I recently bought a Media Center enabled computer. Now I'm trying to hook up my Gamecube, or any composite input for that matter, however this is proving very problamatic. Whenever I try to have the computer detect my input, it sees the Gamecube as a "set-top." It even finds the composite input, and I can see the screen in a tiny box. However, since it posesses no IR ports, I cannot complete this installation.
So, I tried doing a manual install. However I can't figure out how to get the computer to recognize the composite input. Is this a setting outside of Media Center, or am I missing something? The computer I have media center on is not connected to the internet, and would this help?


----------



## eddie5659 (Mar 19, 2001)

Hiya

I've moved this to Multimedia forum, as you may get more response here 

Are you still having this problem?

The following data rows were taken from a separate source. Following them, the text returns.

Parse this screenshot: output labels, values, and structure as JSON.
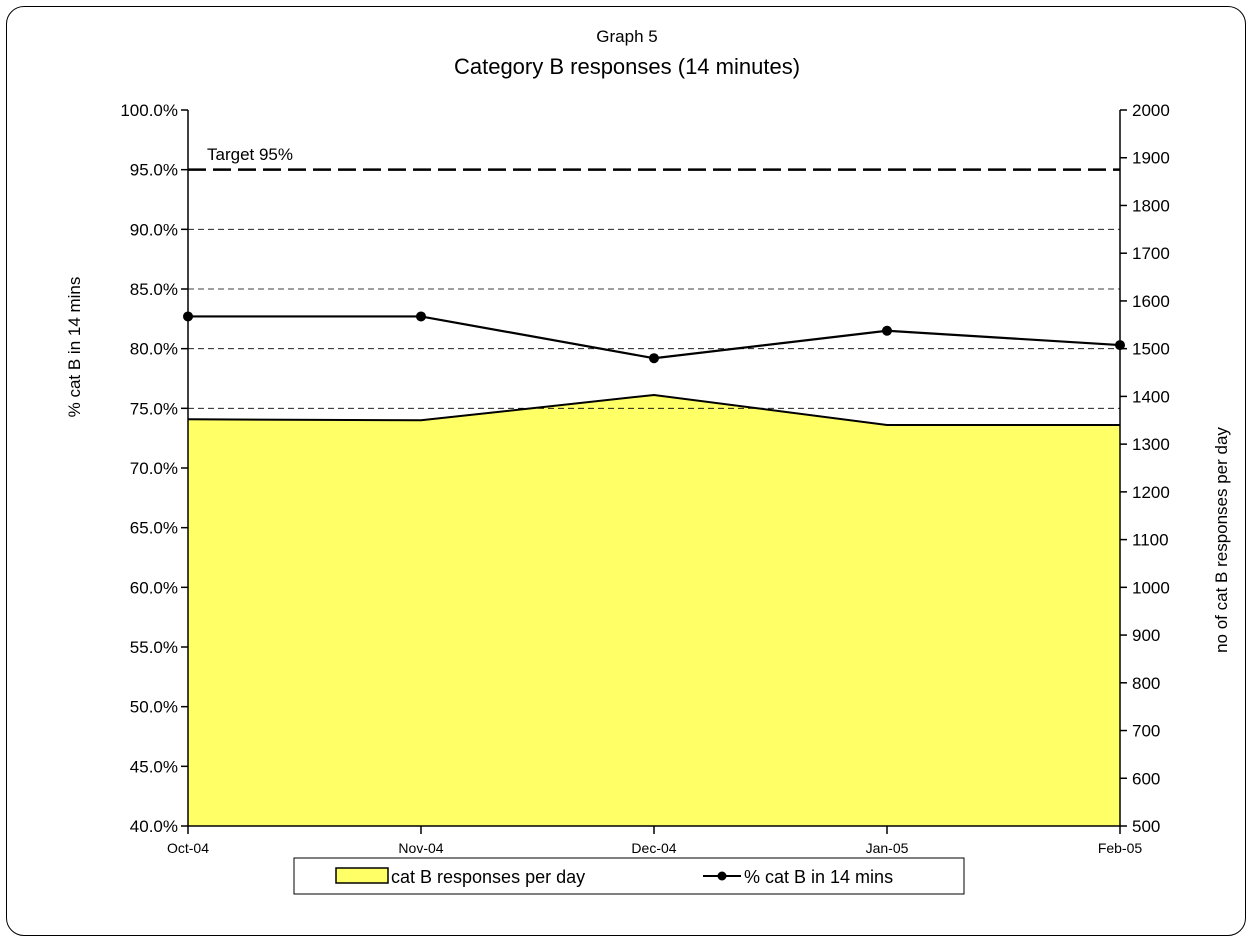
{
  "chart_data": {
    "type": "area",
    "supertitle": "Graph 5",
    "title": "Category B responses (14 minutes)",
    "categories": [
      "Oct-04",
      "Nov-04",
      "Dec-04",
      "Jan-05",
      "Feb-05"
    ],
    "ylabel_left": "% cat B in 14 mins",
    "ylabel_right": "no of cat B responses per day",
    "ylim_left": [
      40,
      100
    ],
    "ylim_right": [
      500,
      2000
    ],
    "yticks_left": [
      "40.0%",
      "45.0%",
      "50.0%",
      "55.0%",
      "60.0%",
      "65.0%",
      "70.0%",
      "75.0%",
      "80.0%",
      "85.0%",
      "90.0%",
      "95.0%",
      "100.0%"
    ],
    "yticks_right": [
      "500",
      "600",
      "700",
      "800",
      "900",
      "1000",
      "1100",
      "1200",
      "1300",
      "1400",
      "1500",
      "1600",
      "1700",
      "1800",
      "1900",
      "2000"
    ],
    "gridlines_left": [
      75,
      80,
      85,
      90
    ],
    "series": [
      {
        "name": "cat B responses per day",
        "type": "area",
        "axis": "right",
        "color": "#ffff66",
        "values": [
          1352,
          1350,
          1403,
          1340,
          1340
        ]
      },
      {
        "name": "% cat B in 14 mins",
        "type": "line",
        "axis": "left",
        "color": "#000000",
        "values": [
          82.7,
          82.7,
          79.2,
          81.5,
          80.3
        ]
      }
    ],
    "target": {
      "label": "Target 95%",
      "value": 95
    },
    "legend_position": "bottom"
  }
}
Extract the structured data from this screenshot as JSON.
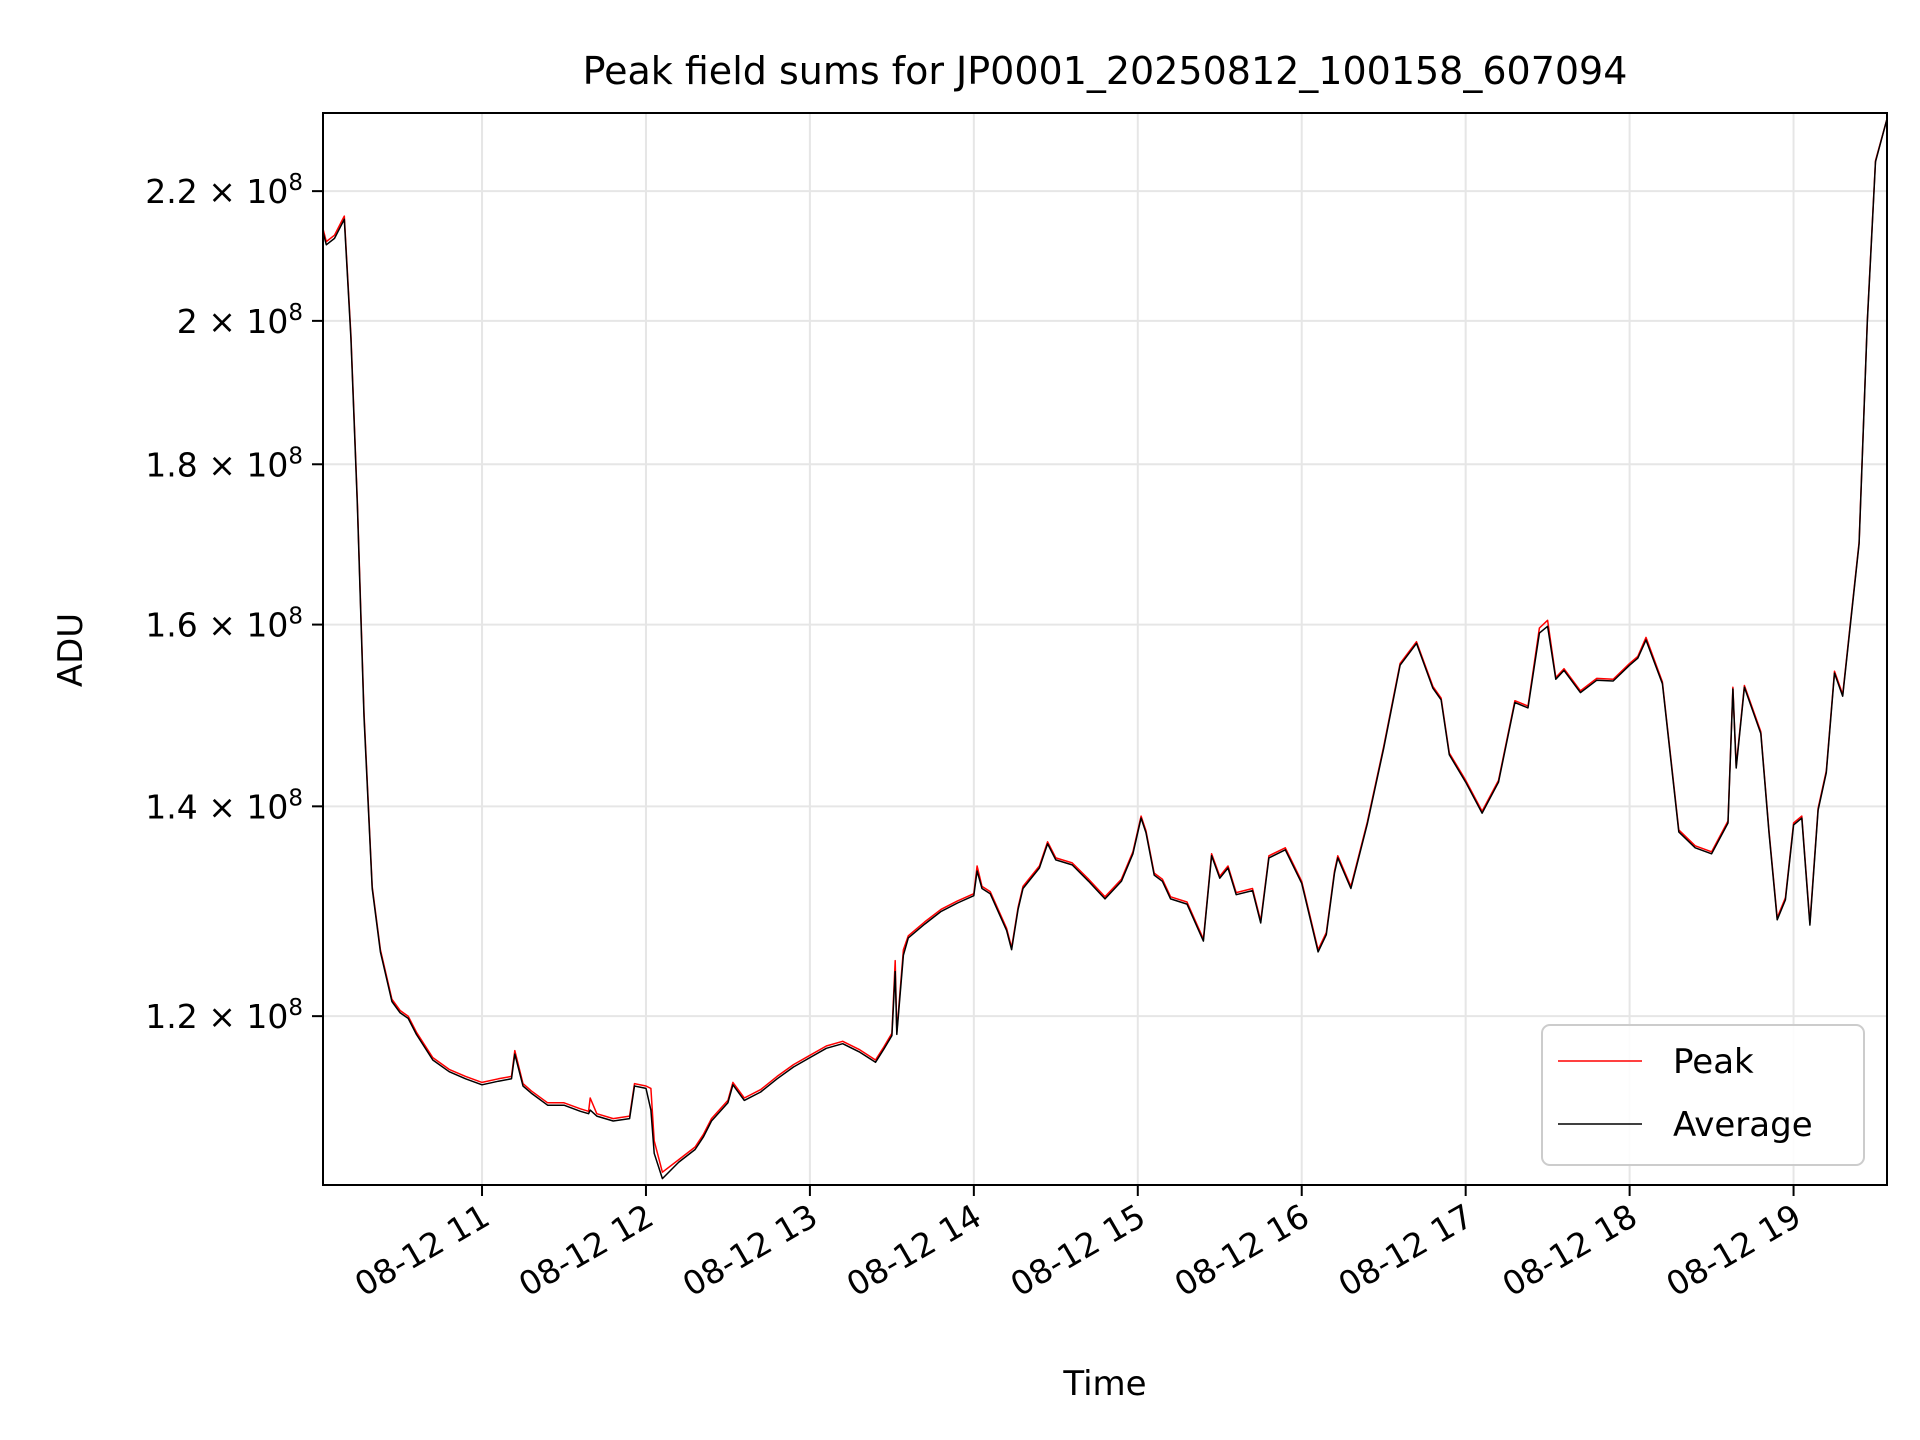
{
  "chart_data": {
    "type": "line",
    "title": "Peak field sums for JP0001_20250812_100158_607094",
    "xlabel": "Time",
    "ylabel": "ADU",
    "x_unit": "hour of 2025-08-12",
    "xlim": [
      10.03,
      19.57
    ],
    "x_ticks": [
      {
        "value": 11,
        "label": "08-12 11"
      },
      {
        "value": 12,
        "label": "08-12 12"
      },
      {
        "value": 13,
        "label": "08-12 13"
      },
      {
        "value": 14,
        "label": "08-12 14"
      },
      {
        "value": 15,
        "label": "08-12 15"
      },
      {
        "value": 16,
        "label": "08-12 16"
      },
      {
        "value": 17,
        "label": "08-12 17"
      },
      {
        "value": 18,
        "label": "08-12 18"
      },
      {
        "value": 19,
        "label": "08-12 19"
      }
    ],
    "y_scale": "log",
    "ylim": [
      106000000,
      233000000
    ],
    "y_ticks": [
      {
        "value": 120000000,
        "mantissa": "1.2",
        "exponent": "8"
      },
      {
        "value": 140000000,
        "mantissa": "1.4",
        "exponent": "8"
      },
      {
        "value": 160000000,
        "mantissa": "1.6",
        "exponent": "8"
      },
      {
        "value": 180000000,
        "mantissa": "1.8",
        "exponent": "8"
      },
      {
        "value": 200000000,
        "mantissa": "2",
        "exponent": "8"
      },
      {
        "value": 220000000,
        "mantissa": "2.2",
        "exponent": "8"
      }
    ],
    "grid": true,
    "legend_position": "lower-right",
    "series": [
      {
        "name": "Peak",
        "color": "#ff0000",
        "x": [
          10.03,
          10.05,
          10.1,
          10.16,
          10.2,
          10.24,
          10.28,
          10.33,
          10.38,
          10.45,
          10.5,
          10.55,
          10.6,
          10.7,
          10.8,
          10.9,
          11.0,
          11.1,
          11.18,
          11.2,
          11.25,
          11.3,
          11.4,
          11.5,
          11.6,
          11.65,
          11.66,
          11.7,
          11.8,
          11.9,
          11.93,
          12.0,
          12.03,
          12.05,
          12.1,
          12.2,
          12.3,
          12.35,
          12.4,
          12.5,
          12.53,
          12.6,
          12.7,
          12.8,
          12.9,
          13.0,
          13.1,
          13.2,
          13.3,
          13.4,
          13.45,
          13.5,
          13.52,
          13.53,
          13.57,
          13.6,
          13.7,
          13.8,
          13.9,
          14.0,
          14.02,
          14.05,
          14.1,
          14.2,
          14.23,
          14.27,
          14.3,
          14.4,
          14.45,
          14.5,
          14.6,
          14.7,
          14.8,
          14.9,
          14.97,
          15.02,
          15.05,
          15.1,
          15.15,
          15.2,
          15.3,
          15.4,
          15.45,
          15.5,
          15.55,
          15.6,
          15.7,
          15.75,
          15.8,
          15.9,
          16.0,
          16.1,
          16.15,
          16.2,
          16.22,
          16.3,
          16.4,
          16.5,
          16.6,
          16.7,
          16.8,
          16.85,
          16.9,
          17.0,
          17.1,
          17.2,
          17.3,
          17.38,
          17.45,
          17.5,
          17.55,
          17.6,
          17.7,
          17.8,
          17.9,
          18.0,
          18.05,
          18.1,
          18.2,
          18.3,
          18.4,
          18.5,
          18.6,
          18.63,
          18.65,
          18.7,
          18.8,
          18.85,
          18.9,
          18.95,
          19.0,
          19.05,
          19.1,
          19.15,
          19.2,
          19.25,
          19.3,
          19.4,
          19.45,
          19.5,
          19.57
        ],
        "values": [
          214000000,
          212000000,
          213000000,
          216000000,
          198000000,
          175000000,
          150000000,
          132000000,
          126000000,
          121500000,
          120500000,
          120000000,
          118600000,
          116400000,
          115400000,
          114800000,
          114300000,
          114600000,
          114800000,
          117000000,
          114200000,
          113600000,
          112600000,
          112600000,
          112100000,
          111900000,
          113000000,
          111700000,
          111300000,
          111500000,
          114200000,
          114000000,
          113800000,
          109500000,
          107000000,
          108000000,
          109000000,
          110000000,
          111300000,
          112800000,
          114300000,
          113000000,
          113700000,
          114800000,
          115800000,
          116600000,
          117400000,
          117800000,
          117100000,
          116200000,
          117300000,
          118500000,
          125000000,
          118600000,
          126000000,
          127300000,
          128600000,
          129800000,
          130600000,
          131300000,
          134000000,
          132000000,
          131500000,
          128000000,
          126200000,
          130000000,
          132000000,
          134000000,
          136400000,
          134800000,
          134300000,
          132700000,
          131000000,
          132700000,
          135400000,
          139000000,
          137500000,
          133300000,
          132700000,
          131000000,
          130500000,
          127000000,
          135200000,
          133000000,
          134000000,
          131400000,
          131800000,
          128700000,
          135000000,
          135800000,
          132500000,
          126000000,
          127600000,
          133500000,
          135000000,
          132000000,
          138400000,
          146300000,
          155500000,
          158000000,
          152900000,
          151600000,
          145600000,
          142700000,
          139500000,
          142700000,
          151300000,
          150700000,
          159600000,
          160500000,
          153900000,
          154900000,
          152400000,
          153800000,
          153700000,
          155500000,
          156300000,
          158500000,
          153400000,
          137600000,
          136000000,
          135400000,
          138500000,
          152800000,
          144200000,
          153000000,
          147900000,
          137500000,
          129000000,
          130900000,
          138300000,
          139000000,
          128500000,
          139800000,
          143700000,
          154600000,
          152000000,
          170000000,
          200000000,
          225000000,
          232000000
        ]
      },
      {
        "name": "Average",
        "color": "#000000",
        "x": [
          10.03,
          10.05,
          10.1,
          10.16,
          10.2,
          10.24,
          10.28,
          10.33,
          10.38,
          10.45,
          10.5,
          10.55,
          10.6,
          10.7,
          10.8,
          10.9,
          11.0,
          11.1,
          11.18,
          11.2,
          11.25,
          11.3,
          11.4,
          11.5,
          11.6,
          11.65,
          11.66,
          11.7,
          11.8,
          11.9,
          11.93,
          12.0,
          12.03,
          12.05,
          12.1,
          12.2,
          12.3,
          12.35,
          12.4,
          12.5,
          12.53,
          12.6,
          12.7,
          12.8,
          12.9,
          13.0,
          13.1,
          13.2,
          13.3,
          13.4,
          13.45,
          13.5,
          13.52,
          13.53,
          13.57,
          13.6,
          13.7,
          13.8,
          13.9,
          14.0,
          14.02,
          14.05,
          14.1,
          14.2,
          14.23,
          14.27,
          14.3,
          14.4,
          14.45,
          14.5,
          14.6,
          14.7,
          14.8,
          14.9,
          14.97,
          15.02,
          15.05,
          15.1,
          15.15,
          15.2,
          15.3,
          15.4,
          15.45,
          15.5,
          15.55,
          15.6,
          15.7,
          15.75,
          15.8,
          15.9,
          16.0,
          16.1,
          16.15,
          16.2,
          16.22,
          16.3,
          16.4,
          16.5,
          16.6,
          16.7,
          16.8,
          16.85,
          16.9,
          17.0,
          17.1,
          17.2,
          17.3,
          17.38,
          17.45,
          17.5,
          17.55,
          17.6,
          17.7,
          17.8,
          17.9,
          18.0,
          18.05,
          18.1,
          18.2,
          18.3,
          18.4,
          18.5,
          18.6,
          18.63,
          18.65,
          18.7,
          18.8,
          18.85,
          18.9,
          18.95,
          19.0,
          19.05,
          19.1,
          19.15,
          19.2,
          19.25,
          19.3,
          19.4,
          19.45,
          19.5,
          19.57
        ],
        "values": [
          213500000,
          211500000,
          212500000,
          215500000,
          197500000,
          174500000,
          149500000,
          131800000,
          125800000,
          121300000,
          120300000,
          119800000,
          118400000,
          116200000,
          115200000,
          114600000,
          114100000,
          114400000,
          114600000,
          116700000,
          114000000,
          113400000,
          112400000,
          112400000,
          111900000,
          111700000,
          112000000,
          111500000,
          111100000,
          111300000,
          114000000,
          113800000,
          112000000,
          108500000,
          106500000,
          107800000,
          108800000,
          109800000,
          111100000,
          112600000,
          114100000,
          112800000,
          113500000,
          114600000,
          115600000,
          116400000,
          117200000,
          117600000,
          116900000,
          116000000,
          117100000,
          118300000,
          124000000,
          118400000,
          125500000,
          127100000,
          128400000,
          129600000,
          130400000,
          131100000,
          133500000,
          131800000,
          131300000,
          127800000,
          126000000,
          129800000,
          131800000,
          133800000,
          136200000,
          134600000,
          134100000,
          132500000,
          130800000,
          132500000,
          135200000,
          138800000,
          137300000,
          133100000,
          132500000,
          130800000,
          130300000,
          126800000,
          135000000,
          132800000,
          133800000,
          131200000,
          131600000,
          128500000,
          134800000,
          135600000,
          132300000,
          125800000,
          127400000,
          133300000,
          134800000,
          131800000,
          138200000,
          146100000,
          155300000,
          157800000,
          152700000,
          151400000,
          145400000,
          142500000,
          139300000,
          142500000,
          151100000,
          150500000,
          159000000,
          159800000,
          153700000,
          154700000,
          152200000,
          153600000,
          153500000,
          155300000,
          156100000,
          158200000,
          153200000,
          137400000,
          135800000,
          135200000,
          138300000,
          152600000,
          144000000,
          152800000,
          147700000,
          137300000,
          128800000,
          130700000,
          138100000,
          138800000,
          128300000,
          139600000,
          143500000,
          154400000,
          151800000,
          169800000,
          199800000,
          224800000,
          232000000
        ]
      }
    ]
  }
}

If so, I found this for the Xbox, so some of it may be relevent:

http://www.microsoft.com/windowsxp/mediacenter/evaluation/devices/setup/xbox.mspx

Ah, see if this helps:

http://groups-beta.google.com/group...read/thread/ce6fa3a0f4bcf5a/067c9fef237633b2?

Looks like it may not be an easy thing to do, but I can have a better dig around if you want 

Regards

eddie


----------